Совместны, слиты, слитны, гласны
молчаньем тысячи причин,
нежны, нужны и ненапрасны…
Что ж это с нами? Говорят,
сквозь сны, как в щёлку-не-пробраться,
слепые смотрят в райский сад,
весь в блик(ах!) солнечного кварца.
40
(подражание Лорке)
Сорок сорок хвостами метут по снегу.
Сорок сорок рисуют углём и мелом.
Сорок сорок ко мне прилетели в гости.
Клюйте: зерно, ладонь до костей, и кости…
Сорок сорок взлетят и поднимут ветер!
Ветер сольётся с небом — одним на свете!..
Сорок сорок взлетят многокрылой птицей.
Я захотела в стае другой родиться.
Сорок сорок оставят следы в тетради.
Чёрные в белой, пре(красного) слова ради.
ГИЗЕЛЛЕ
1
Сквозь твои черты
прорастут цветы —
розы в сто шипов, раскалённый мак.
Дно стеклянных дней
(говори о ней),
об одной о ней, да не просто так:
золотая пчёлка отыщет щель,
проползёт бедром
(а ужалить жаль),
а потоп — потом,
а тепло — теперь,
остальное — шёлк, лепестки и май…
2
Гизелла танцует. Шаги будто дразнят споткнуться.

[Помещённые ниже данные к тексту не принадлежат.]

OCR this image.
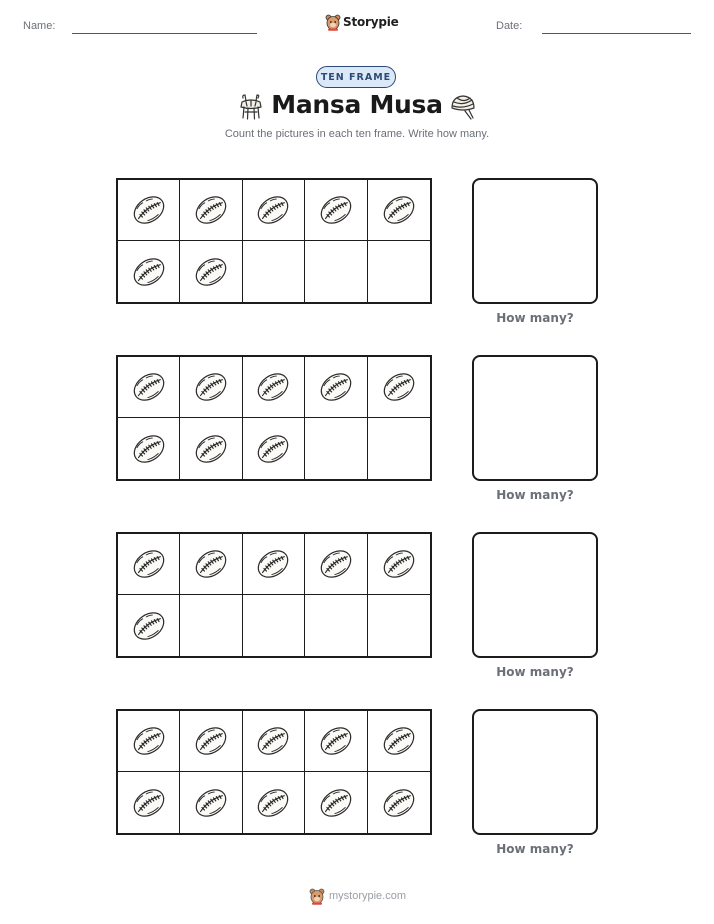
Name:	Storypie	Date:
TEN FRAME
Mansa Musa
Count the pictures in each ten frame. Write how many.
How many?
How many?
How many?
How many?
mystorypie.com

Шипы золотые на злых каблуках этой птицы.
Рисованой бабочки певчей, цветка перелётного.
Гизелла нежна обожжённо, а сальса опасная длится.
И тянутся ветви лесные к рукам её с гжельского блюдца.
Гизелла поёт. Шёлк и перец, торнадо и краеш-
ком — сл(ад)кая соль-не-просыпь из ресниц ошалелых!